COVID-19 response boosted by extra hospital beds amid predicted caseload surge in SA

The Modbury Hospital will host almost half the 93 new beds. (ABC News: Tony Hill)

South Australia's hospital bed capacity has been given a significant boost, amid predictions the state could be facing a COVID-19 caseload in the thousands once border restrictions are eased.

The SA government has announced an extra 93 hospital beds across three health centres, to be rolled out in time for when the state's borders open up in coming months.

It coincides with a deteriorating coronavirus situation in Victoria — which today recorded almost 2,300 new cases — and comes after months of increased stress on SA's health system, including ramping pressures.

The bulk of the new beds will be at the Modbury Hospital (46) and the Hampstead Rehabilitation Centre (38), with the remaining nine at the Repat Health Precinct.

Premier Steven Marshall said they were in addition to 107 beds announced by SA Health earlier this week, and were "further preparation to become COVID-ready for when we ease the border restrictions".

Early modelling has indicated the number of concurrent coronavirus cases in South Australia could number as high as 4,000 once the nation fully reopens.

Mr Marshall said while preparations on the state's roadmap to emerge from restrictions was still being finalised, the new beds were part of a $123 million investment to expand the health system's capacity.

Beds 'won't help with COVID surge', AMA president says

AMA SA president Dr Michelle Atchison said the 93 new beds appeared to be for non-COVID patients.

Australian Medical Association (AMA) SA president Dr Michelle Atchison. (ABC News)
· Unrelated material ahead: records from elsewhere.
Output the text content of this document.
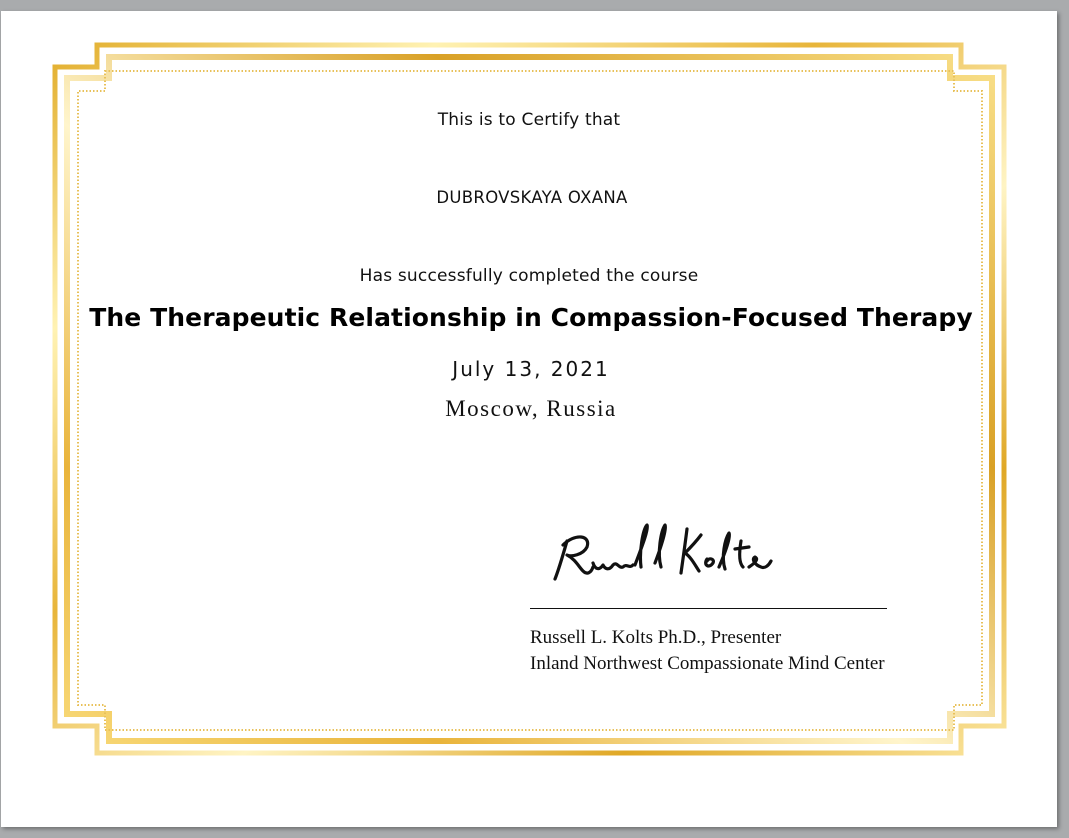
This is to Certify that
DUBROVSKAYA OXANA
Has successfully completed the course
The Therapeutic Relationship in Compassion-Focused Therapy
July 13, 2021
Moscow, Russia
Russell L. Kolts Ph.D., Presenter
Inland Northwest Compassionate Mind Center
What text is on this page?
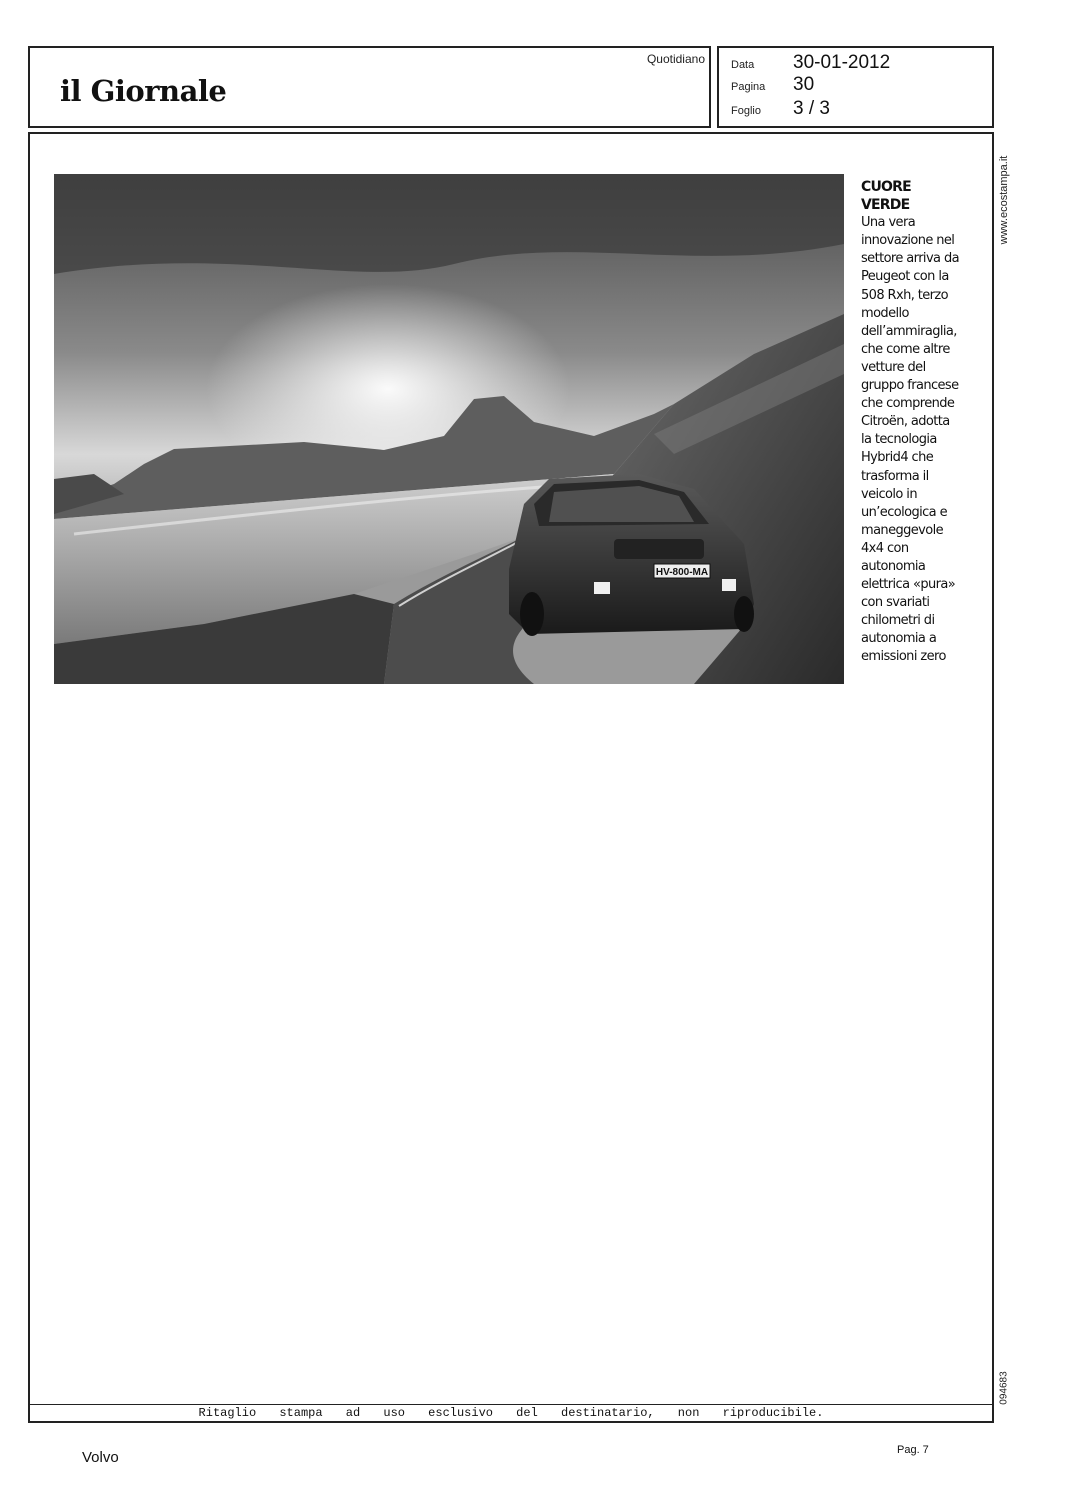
il Giornale
Quotidiano Data	30-01-2012
Pagina	30
Foglio	3 / 3
HV-800-MA
CUORE VERDE
Una vera innovazione nel settore arriva da Peugeot con la 508 Rxh, terzo modello dell’ammiraglia, che come altre vetture del gruppo francese che comprende Citroën, adotta la tecnologia Hybrid4 che trasforma il veicolo in un’ecologica e maneggevole 4x4 con autonomia elettrica «pura» con svariati chilometri di autonomia a emissioni zero
Ritaglio stampa ad uso esclusivo del destinatario, non riproducibile.
www.ecostampa.it
094683
Volvo	Pag. 7
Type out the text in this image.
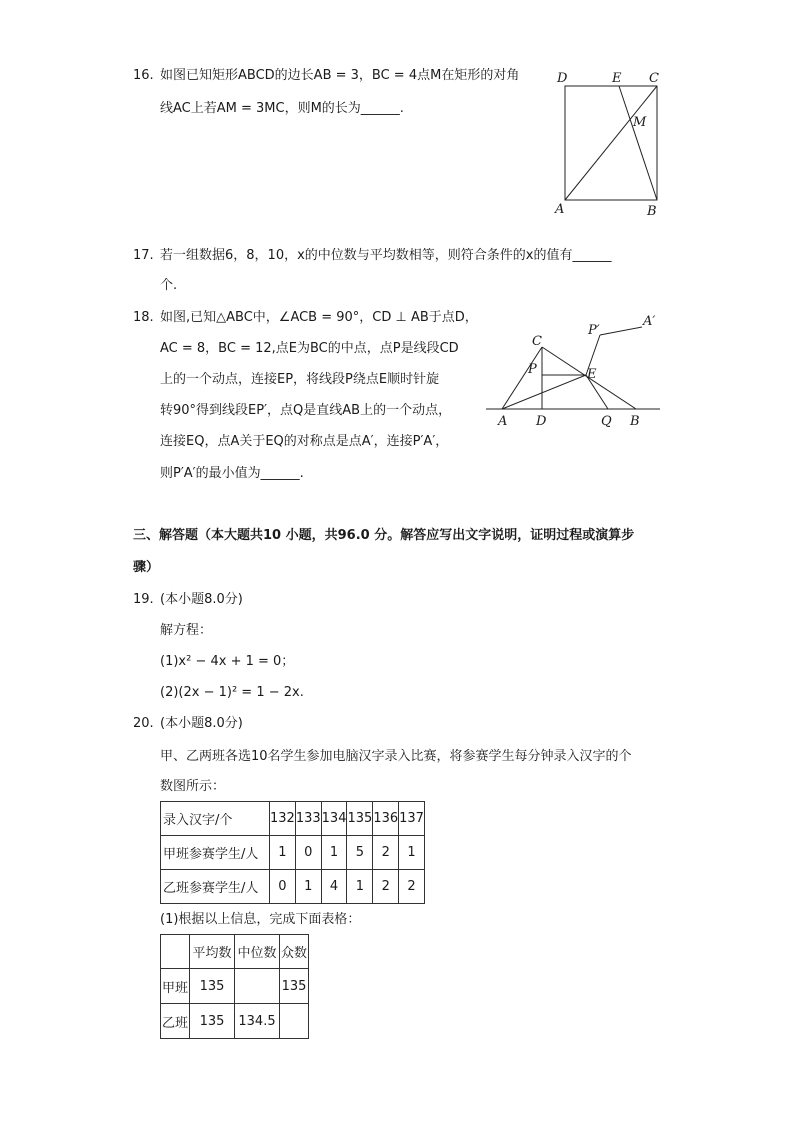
16. 如图已知矩形ABCD的边长AB = 3，BC = 4点M在矩形的对角
线AC上若AM = 3MC，则M的长为______.
D	E C
M
A	B
17. 若一组数据6，8，10，x的中位数与平均数相等，则符合条件的x的值有______
个.
18. 如图,已知△ABC中，∠ACB = 90°，CD ⊥ AB于点D，
AC = 8，BC = 12,点E为BC的中点，点P是线段CD
上的一个动点，连接EP，将线段P绕点E顺时针旋
转90°得到线段EP′，点Q是直线AB上的一个动点，
连接EQ，点A关于EQ的对称点是点A′，连接P′A′，
则P′A′的最小值为______.
P′
A′
C
P	E
A D	Q B
三、解答题（本大题共10 小题，共96.0 分。解答应写出文字说明，证明过程或演算步
骤）
19. (本小题8.0分)
解方程：
(1)x² − 4x + 1 = 0；
(2)(2x − 1)² = 1 − 2x.
20. (本小题8.0分)
甲、乙两班各选10名学生参加电脑汉字录入比赛，将参赛学生每分钟录入汉字的个
数图所示：
录入汉字/个	132	133	134	135	136	137
甲班参赛学生/人	1	0	1	5	2	1
乙班参赛学生/人	0	1	4	1	2	2
(1)根据以上信息，完成下面表格：
	平均数	中位数	众数
甲班	135		135
乙班	135	134.5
"My take on that is it's going to be used for patients who are already in the public system, who are NDIS recipients or looking for aged care beds, who have been stuck in the system," she said.

Dr Atchison said 300 extra beds would be more appropriate.

"With COVID, people aren't in hospital for a short period of time — people are in the ICU for weeks."

She also said there should be a clearer plan for how regional areas will cope with the virus.

"COVID will come to them, they don't have the capacity at the moment, we need to have a plan for them as well."

Australian Nursing and Midwifery Federation chief executive and secretary Elizabeth Dabars. (ABC News)

The head of the Australian Nursing and Midwifery Federation, Elizabeth Dabars, welcomed the new beds but said there needed to be more detail on how they could be rolled out in four to six weeks.

She also cautioned against the intake of 600 extra nurses as being a panacea in the event of a large-scale outbreak.

"We're very concerned to make sure those nurses and midwives are not used as cannon fodder," she said.

'Normal' Christmas still planned 

Despite earlier appearing to be at odds with SA Health's chief executive over the issue, the Premier said SA remained on track to reduce border restrictions in time for the festive season.

"We want to ease the borders by Christmas, we want to have as normal a Christmas as we possibly can in South Australia," Mr Marshall said.

"There's likely to still be some testing requirements for those people who come across the border from New South Wales, from Victoria, from the ACT.

"There's still much more work to be done on exactly and precisely what the testing regime will be as people come across the borders later in the year."

Mr Marshall said a pilot scheme for home-based quarantine for international arrivals had gone "extraordinarily well" so far.

"That means we could look at further increasing the number of international arrivals who come into South Australia," he said.

"We've always wanted to make sure that we can be part of the national program to repatriate those stranded Australian citizens, but we've also wanted to make sure we're doing that safely."